Belgrade

Local Market Updates (LMU)

The local real estate market has been healthy and active in 2019, with trends in the western part of the valley closely mirroring those in Bozeman, according to recently released statistics from the Gallatin Association of Realtors.

Countywide, prices have continued to rise and inventory has remained relatively low, despite the amount of new construction taking place. As of Sept. 30, the number of new single-family home listings in 2019 was up 2.3 percent over the same period last year, and the median and average sales prices rose 6.3 percent and 11.8 percent respectively to $439,999 and $612,072.

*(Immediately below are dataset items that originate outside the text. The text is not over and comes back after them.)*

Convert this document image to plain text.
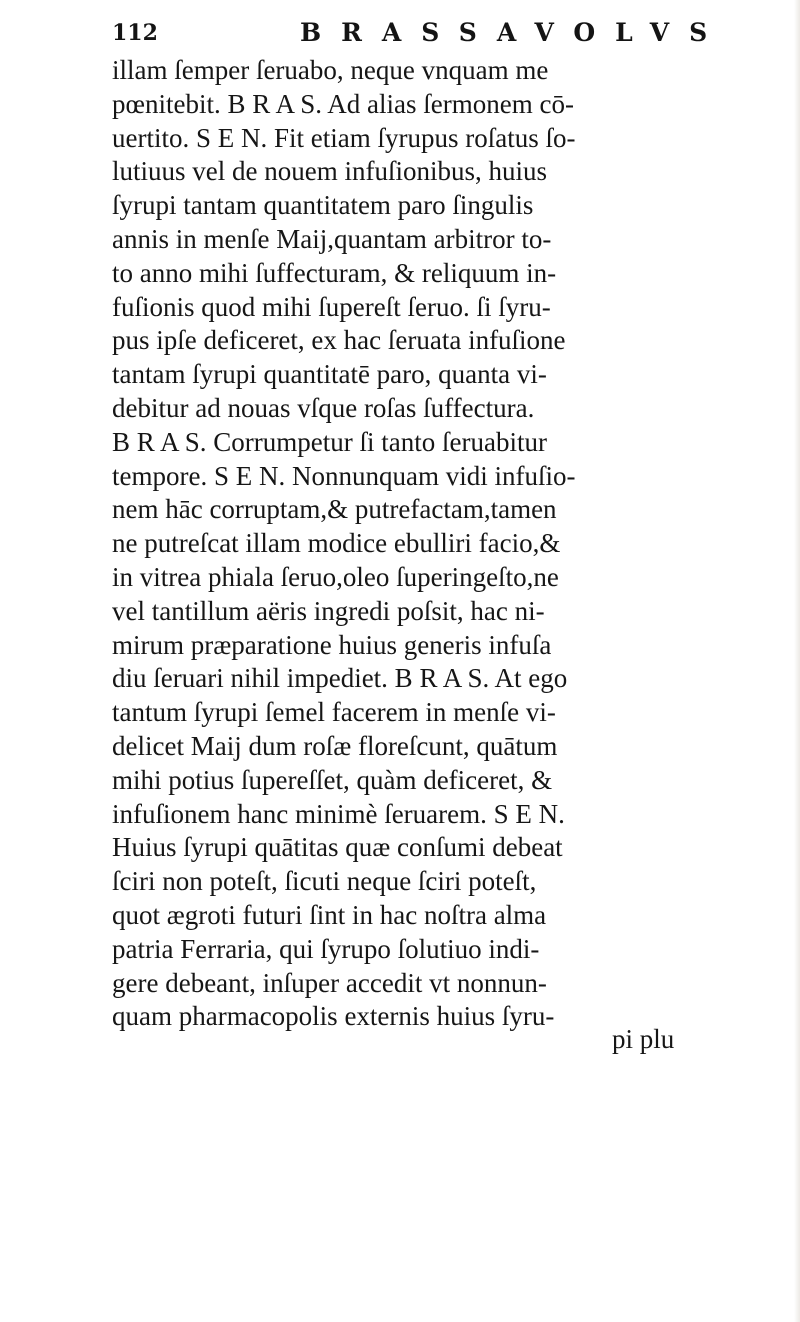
112	BRASSAVOLVS
illam ſemper ſeruabo, neque vnquam me
pœnitebit. B R A S. Ad alias ſermonem cō-
uertito. S E N. Fit etiam ſyrupus roſatus ſo-
lutiuus vel de nouem infuſionibus, huius
ſyrupi tantam quantitatem paro ſingulis
annis in menſe Maij,quantam arbitror to-
to anno mihi ſuffecturam, & reliquum in-
fuſionis quod mihi ſupereſt ſeruo. ſi ſyru-
pus ipſe deficeret, ex hac ſeruata infuſione
tantam ſyrupi quantitatē paro, quanta vi-
debitur ad nouas vſque roſas ſuffectura.
B R A S. Corrumpetur ſi tanto ſeruabitur
tempore. S E N. Nonnunquam vidi infuſio-
nem hāc corruptam,& putrefactam,tamen
ne putreſcat illam modice ebulliri facio,&
in vitrea phiala ſeruo,oleo ſuperingeſto,ne
vel tantillum aëris ingredi poſsit, hac ni-
mirum præparatione huius generis infuſa
diu ſeruari nihil impediet. B R A S. At ego
tantum ſyrupi ſemel facerem in menſe vi-
delicet Maij dum roſæ floreſcunt, quātum
mihi potius ſupereſſet, quàm deficeret, &
infuſionem hanc minimè ſeruarem. S E N.
Huius ſyrupi quātitas quæ conſumi debeat
ſciri non poteſt, ſicuti neque ſciri poteſt,
quot ægroti futuri ſint in hac noſtra alma
patria Ferraria, qui ſyrupo ſolutiuo indi-
gere debeant, inſuper accedit vt nonnun-
quam pharmacopolis externis huius ſyru-
pi plu
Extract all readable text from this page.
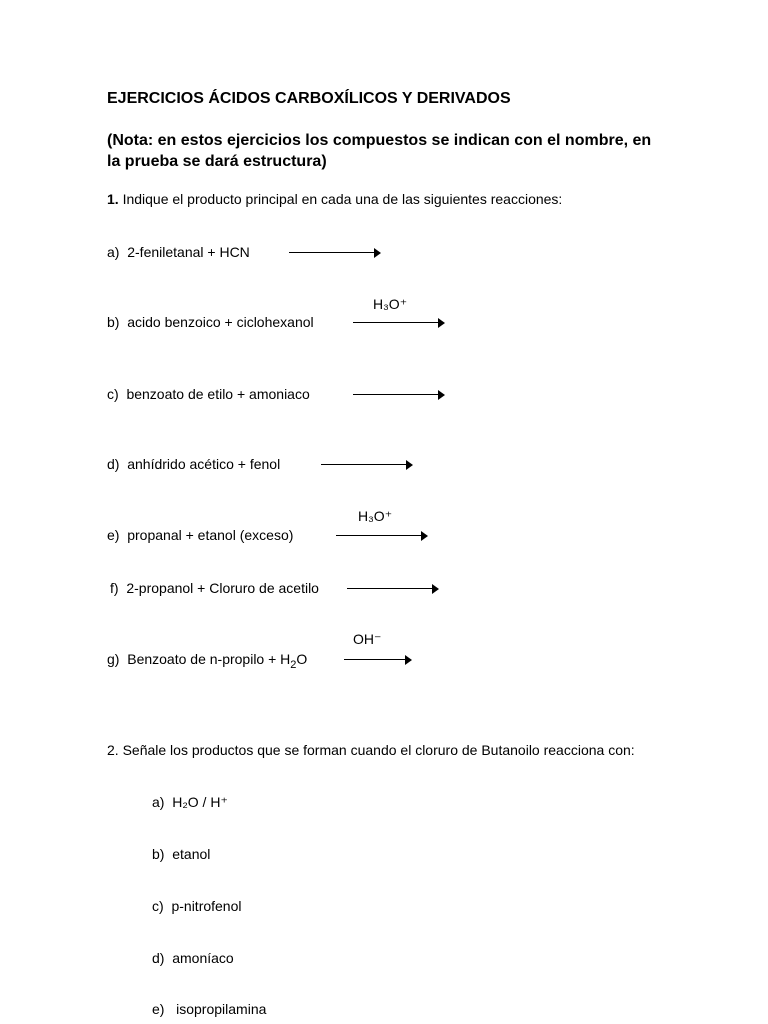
EJERCICIOS ÁCIDOS CARBOXÍLICOS Y DERIVADOS
(Nota: en estos ejercicios los compuestos se indican con el nombre, en la prueba se dará estructura)
1. Indique el producto principal en cada una de las siguientes reacciones:
a) 2-feniletanal + HCN
H₃O⁺
b) acido benzoico + ciclohexanol
c) benzoato de etilo + amoniaco
d) anhídrido acético + fenol
H₃O⁺
e) propanal + etanol (exceso)
f) 2-propanol + Cloruro de acetilo
OH⁻
g) Benzoato de n-propilo + $H_2O$
2. Señale los productos que se forman cuando el cloruro de Butanoilo reacciona con:
a) H₂O / H⁺
b) etanol
c) p-nitrofenol
d) amoníaco
e)   isopropilamina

As in the recent past, home sellers in Gallatin County continued to capture in excess of 98 percent of their asking prices. For the quarter ending Sept. 30, single-family residences were on the market for fewer days than during the same period in the past two years.

Mike Lake, director of the Big Sky Country Multiple Listing Service, said that 56 percent of listings in Gallatin County are in Bozeman, so that market has the greatest effect on county statistics. However, when figures from the rest of Gallatin County are analyzed separately – except for in Big Sky, where prices are “way off the chart” – each community’s statistical trends pretty much mirror those seen in Bozeman.

Year to date in Belgrade, the number of new listings through September increased by 21.1 percent to 408, compared to 337 through September 2018. The median sales price increased by 5 percent to $335,500, and the average sales prices increased by 8.5 percent to $377,046.

The greater Manhattan and Three Forks areas, by contrast, have seen fewer new single-family residential listings this year than last, but – as elsewhere in the valley – prices continue to rise in both communities. Through September, Manhattan had 66 new listings, down 13.2 percent from 2018, and Three Forks had 57 new listings, down 27.8 percent over the year before. Prices in both areas rose: Manhattan’s median and average sales prices increased by 8.3 percent and 7.2 percent respectively to $415,500 and $457,472. In Three Forks, median and average prices grew by significantly higher margins, with the median price rising 22.1 percent to $295,500, and the average sales price climbing 21.4 percent to $297,756.

Across the United States, the median home sales price climbed 5.9 percent from a year ago to $272,100, outpacing wage gains as the strongest price appreciation since January 2018.

The continued rising prices and high demand have some wondering how long the trend will continue.

“We have a lot of headwind but not a lot of tailwind in our market,” said Andrew Hurlburt, president of the Gallatin Association of Realtors. “It’s hard to say how long it’s going to last.”

Chris Awe, owner of Awe Real Estate in downtown Belgrade, said his clients wonder the same thing. He said he is often asked if the market is softening when people notice price reductions on particular listings. But Awe said that in most of those cases, homeowners have listed their properties at high prices just to see what the market will bear, then choose to drop the prices later to actual market levels.

“People want to know if the market is turning on us when they see price reductions,” said Awe. “But buyers know what is a fair price or not, and they end up paying what it should be worth.”

Awe said he hasn’t noticed significant effects of new construction inventory on prices or demand.

“Obviously more product is helping, but we’re not witnessing prices coming down because of a flood of inventory,” he said.

Demand remains especially high at entry-level price points and for townhomes and condominiums, said Awe, adding that “those are the challenges.”

Lack of affordable housing is an issue not just locally, but also across the country, according to housing market reports. Homebuyers have been hamstrung by a shortage of available properties this year, especially at the lower-priced end of the market. Inventory is down 2.7 percent from a year ago. Land and labor shortages also have constrained building, so a tightening supply of homes has pushed prices up at a pace faster than income.

Hurlburt noted that Gallatin County has been somewhat insulated from such national trends, particularly in areas like Belgrade where building is booming. However, the county is not immune from other influences that might affect the market, including how the Federal Reserve might adjust interest rates and next year’s national election.

“Any of those factors could affect us here,” he said. “We’re almost 11 years into an expansion, and there’s got to be some leveling of that growth at some point.”

The seasonal slowdown in local real estate activity has begun, Lake said, but that is typical for this time of year as winter approaches.